Kommentar

Völlerei der Superlative

Archivartikel

Caspar Oesterreich über die andere Esskultur in den USA

Denkt man an die USA, kommen einem ganz unterschiedliche Bilder in den Kopf: Von einem schimpfenden und pöbelnden Präsidenten, der scheinbar schon jedes politische Tabu gebrochen zu haben scheint, großen wie lauten Pick-up-Trucks und SUVs auf sechsspurigen Highways oder von Neonröhren taghell erleuchteten Nachthimmeln. Sie alle stehen für eines: exzessive Superlative.

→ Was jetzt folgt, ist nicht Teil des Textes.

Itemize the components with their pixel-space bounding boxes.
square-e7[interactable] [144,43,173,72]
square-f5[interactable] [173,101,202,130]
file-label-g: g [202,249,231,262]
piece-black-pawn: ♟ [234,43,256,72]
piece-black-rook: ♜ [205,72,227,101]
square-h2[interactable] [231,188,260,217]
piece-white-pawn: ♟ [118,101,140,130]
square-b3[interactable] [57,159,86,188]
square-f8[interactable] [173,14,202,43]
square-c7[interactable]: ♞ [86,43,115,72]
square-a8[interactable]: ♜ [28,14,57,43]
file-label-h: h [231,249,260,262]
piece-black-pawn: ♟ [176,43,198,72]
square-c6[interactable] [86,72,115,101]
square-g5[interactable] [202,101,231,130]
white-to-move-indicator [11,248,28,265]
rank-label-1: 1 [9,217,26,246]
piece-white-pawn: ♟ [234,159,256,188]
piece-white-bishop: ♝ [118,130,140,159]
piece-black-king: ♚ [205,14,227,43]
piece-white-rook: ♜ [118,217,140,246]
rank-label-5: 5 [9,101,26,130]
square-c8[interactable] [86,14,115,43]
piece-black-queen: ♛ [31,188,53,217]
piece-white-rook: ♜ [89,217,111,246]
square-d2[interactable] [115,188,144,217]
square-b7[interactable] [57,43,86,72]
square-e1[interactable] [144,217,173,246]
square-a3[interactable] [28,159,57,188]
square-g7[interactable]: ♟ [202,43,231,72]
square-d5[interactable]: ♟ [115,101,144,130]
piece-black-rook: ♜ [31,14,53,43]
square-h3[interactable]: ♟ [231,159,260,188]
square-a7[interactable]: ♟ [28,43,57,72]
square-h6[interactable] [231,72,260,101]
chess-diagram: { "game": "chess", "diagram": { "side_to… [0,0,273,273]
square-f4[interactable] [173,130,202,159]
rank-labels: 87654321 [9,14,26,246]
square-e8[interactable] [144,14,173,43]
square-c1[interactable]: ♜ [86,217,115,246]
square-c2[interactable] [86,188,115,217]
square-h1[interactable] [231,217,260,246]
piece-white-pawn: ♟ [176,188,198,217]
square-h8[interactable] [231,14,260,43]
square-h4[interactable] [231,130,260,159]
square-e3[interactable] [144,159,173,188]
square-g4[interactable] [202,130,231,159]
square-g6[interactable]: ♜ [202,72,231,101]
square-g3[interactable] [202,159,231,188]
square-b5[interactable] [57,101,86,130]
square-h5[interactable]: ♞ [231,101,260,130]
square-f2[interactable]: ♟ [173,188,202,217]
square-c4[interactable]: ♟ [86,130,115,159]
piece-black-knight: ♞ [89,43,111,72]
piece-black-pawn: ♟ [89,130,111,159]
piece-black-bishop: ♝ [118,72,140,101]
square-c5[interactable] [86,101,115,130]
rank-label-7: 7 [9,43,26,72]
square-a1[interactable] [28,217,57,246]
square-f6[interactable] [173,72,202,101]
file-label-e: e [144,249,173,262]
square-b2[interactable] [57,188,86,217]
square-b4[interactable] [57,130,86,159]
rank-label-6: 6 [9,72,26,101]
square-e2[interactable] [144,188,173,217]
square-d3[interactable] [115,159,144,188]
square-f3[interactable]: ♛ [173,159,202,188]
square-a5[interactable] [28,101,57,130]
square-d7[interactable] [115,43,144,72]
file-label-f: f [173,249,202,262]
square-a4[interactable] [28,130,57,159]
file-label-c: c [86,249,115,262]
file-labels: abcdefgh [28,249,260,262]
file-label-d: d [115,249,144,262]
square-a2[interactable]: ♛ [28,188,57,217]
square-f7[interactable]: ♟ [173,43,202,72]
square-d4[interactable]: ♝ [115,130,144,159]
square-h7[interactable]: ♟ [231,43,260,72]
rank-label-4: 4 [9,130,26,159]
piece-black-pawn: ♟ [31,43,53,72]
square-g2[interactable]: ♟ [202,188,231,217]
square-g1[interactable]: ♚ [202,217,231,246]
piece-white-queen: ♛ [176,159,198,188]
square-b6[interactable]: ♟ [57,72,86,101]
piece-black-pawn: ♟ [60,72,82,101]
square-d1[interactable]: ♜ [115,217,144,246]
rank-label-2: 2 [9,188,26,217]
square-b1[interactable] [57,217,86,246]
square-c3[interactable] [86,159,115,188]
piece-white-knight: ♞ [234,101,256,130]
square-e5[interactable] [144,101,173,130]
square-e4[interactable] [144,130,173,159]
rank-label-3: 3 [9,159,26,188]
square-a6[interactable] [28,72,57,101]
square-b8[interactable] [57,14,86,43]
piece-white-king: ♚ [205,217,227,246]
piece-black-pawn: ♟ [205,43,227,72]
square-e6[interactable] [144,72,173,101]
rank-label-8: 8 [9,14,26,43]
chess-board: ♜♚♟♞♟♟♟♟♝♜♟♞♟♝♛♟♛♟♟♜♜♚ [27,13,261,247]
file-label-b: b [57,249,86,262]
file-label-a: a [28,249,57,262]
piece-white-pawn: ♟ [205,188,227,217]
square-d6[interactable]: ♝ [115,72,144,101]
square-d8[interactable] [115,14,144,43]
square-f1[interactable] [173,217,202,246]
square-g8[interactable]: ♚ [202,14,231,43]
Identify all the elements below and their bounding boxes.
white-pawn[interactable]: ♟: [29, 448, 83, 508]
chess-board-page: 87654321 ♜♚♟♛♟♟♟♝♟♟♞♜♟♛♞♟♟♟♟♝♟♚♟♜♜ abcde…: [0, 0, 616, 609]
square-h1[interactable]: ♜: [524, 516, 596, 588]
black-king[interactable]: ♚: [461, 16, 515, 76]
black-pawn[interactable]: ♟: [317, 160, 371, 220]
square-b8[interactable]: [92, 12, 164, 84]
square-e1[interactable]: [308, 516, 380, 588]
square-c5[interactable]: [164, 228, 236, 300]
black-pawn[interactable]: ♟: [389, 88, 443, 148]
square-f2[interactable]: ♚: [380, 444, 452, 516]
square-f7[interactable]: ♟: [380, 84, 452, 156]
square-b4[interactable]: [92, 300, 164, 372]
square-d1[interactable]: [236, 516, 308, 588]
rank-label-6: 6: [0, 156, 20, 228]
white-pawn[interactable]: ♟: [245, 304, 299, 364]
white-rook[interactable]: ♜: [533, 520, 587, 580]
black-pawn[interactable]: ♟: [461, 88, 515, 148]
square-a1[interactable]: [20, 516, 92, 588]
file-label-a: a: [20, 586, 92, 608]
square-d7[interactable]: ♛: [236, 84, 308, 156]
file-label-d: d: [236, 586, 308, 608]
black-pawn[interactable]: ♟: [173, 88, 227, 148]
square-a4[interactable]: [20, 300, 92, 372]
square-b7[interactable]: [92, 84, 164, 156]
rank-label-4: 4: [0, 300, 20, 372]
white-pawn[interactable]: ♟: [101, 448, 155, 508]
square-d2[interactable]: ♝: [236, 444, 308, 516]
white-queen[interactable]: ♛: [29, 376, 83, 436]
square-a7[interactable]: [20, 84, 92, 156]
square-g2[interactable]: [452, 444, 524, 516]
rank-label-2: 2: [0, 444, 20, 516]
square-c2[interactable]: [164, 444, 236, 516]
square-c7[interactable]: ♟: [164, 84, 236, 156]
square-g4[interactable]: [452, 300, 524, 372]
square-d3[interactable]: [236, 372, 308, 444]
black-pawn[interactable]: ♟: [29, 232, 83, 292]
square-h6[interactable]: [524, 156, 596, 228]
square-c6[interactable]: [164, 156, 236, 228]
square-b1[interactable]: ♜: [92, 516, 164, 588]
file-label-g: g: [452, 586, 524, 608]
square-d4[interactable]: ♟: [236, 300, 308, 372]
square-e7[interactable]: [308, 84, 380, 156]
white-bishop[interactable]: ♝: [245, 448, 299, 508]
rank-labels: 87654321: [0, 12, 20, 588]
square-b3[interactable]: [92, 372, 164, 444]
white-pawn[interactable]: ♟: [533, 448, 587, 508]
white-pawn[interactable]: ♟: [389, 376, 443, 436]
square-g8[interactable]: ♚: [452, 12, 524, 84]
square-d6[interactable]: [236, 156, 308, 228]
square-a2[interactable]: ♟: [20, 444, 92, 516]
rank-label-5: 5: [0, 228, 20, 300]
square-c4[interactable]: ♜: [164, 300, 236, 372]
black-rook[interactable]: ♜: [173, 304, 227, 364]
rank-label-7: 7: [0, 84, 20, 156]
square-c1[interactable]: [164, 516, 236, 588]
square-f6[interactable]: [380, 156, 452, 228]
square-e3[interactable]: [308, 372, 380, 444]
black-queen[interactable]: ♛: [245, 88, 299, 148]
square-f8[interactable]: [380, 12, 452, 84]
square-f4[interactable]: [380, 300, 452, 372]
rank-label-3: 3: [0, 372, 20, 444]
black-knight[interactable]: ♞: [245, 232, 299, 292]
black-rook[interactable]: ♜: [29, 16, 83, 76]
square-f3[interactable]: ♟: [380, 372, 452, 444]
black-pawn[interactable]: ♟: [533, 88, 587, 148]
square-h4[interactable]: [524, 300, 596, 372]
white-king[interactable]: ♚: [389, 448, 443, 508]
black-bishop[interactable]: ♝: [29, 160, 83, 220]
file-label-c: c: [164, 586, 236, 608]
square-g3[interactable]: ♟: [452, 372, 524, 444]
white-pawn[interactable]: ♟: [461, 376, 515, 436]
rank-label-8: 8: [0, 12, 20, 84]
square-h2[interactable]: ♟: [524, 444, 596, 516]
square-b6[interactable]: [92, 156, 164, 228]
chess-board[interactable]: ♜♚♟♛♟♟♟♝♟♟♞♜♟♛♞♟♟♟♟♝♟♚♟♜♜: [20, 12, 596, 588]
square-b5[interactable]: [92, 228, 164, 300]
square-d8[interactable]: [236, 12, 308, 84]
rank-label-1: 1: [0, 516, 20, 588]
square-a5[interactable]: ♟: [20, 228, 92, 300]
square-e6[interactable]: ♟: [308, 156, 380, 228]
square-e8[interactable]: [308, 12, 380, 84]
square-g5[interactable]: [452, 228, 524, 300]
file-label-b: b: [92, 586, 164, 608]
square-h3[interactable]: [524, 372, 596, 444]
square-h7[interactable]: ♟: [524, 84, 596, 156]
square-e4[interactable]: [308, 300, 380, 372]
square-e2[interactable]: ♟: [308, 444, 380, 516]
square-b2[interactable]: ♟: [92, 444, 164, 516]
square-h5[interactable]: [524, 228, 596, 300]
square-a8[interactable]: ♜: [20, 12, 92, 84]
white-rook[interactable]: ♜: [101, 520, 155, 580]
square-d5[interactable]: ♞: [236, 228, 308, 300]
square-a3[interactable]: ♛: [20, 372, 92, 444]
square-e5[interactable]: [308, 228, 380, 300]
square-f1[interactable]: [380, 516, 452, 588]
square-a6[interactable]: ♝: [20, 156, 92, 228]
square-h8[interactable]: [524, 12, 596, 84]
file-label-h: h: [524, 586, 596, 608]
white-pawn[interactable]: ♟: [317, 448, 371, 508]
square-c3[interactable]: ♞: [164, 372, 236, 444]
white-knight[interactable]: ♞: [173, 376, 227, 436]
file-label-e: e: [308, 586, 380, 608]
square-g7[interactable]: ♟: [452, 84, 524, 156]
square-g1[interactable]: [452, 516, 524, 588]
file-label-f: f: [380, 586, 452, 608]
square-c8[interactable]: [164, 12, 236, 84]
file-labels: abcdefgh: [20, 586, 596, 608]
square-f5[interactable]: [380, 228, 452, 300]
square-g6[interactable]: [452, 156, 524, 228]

Die findet auch beim Essen keinen Halt, verbindet man doch mit dem Land der unbegrenzten Möglichkeiten nicht nur Supermärkte und Restaurants, die an sieben Tagen in der Woche rund um die Uhr geöffnet haben. Die riesigen Hamburger, die vor Fett und Kalorien nur so triefen, müssen selbstverständlich literweise mit Cola heruntergespült werden – kein Problem, denn einmal bestellt, wird immer wieder nachgefüllt – und zwar kostenlos.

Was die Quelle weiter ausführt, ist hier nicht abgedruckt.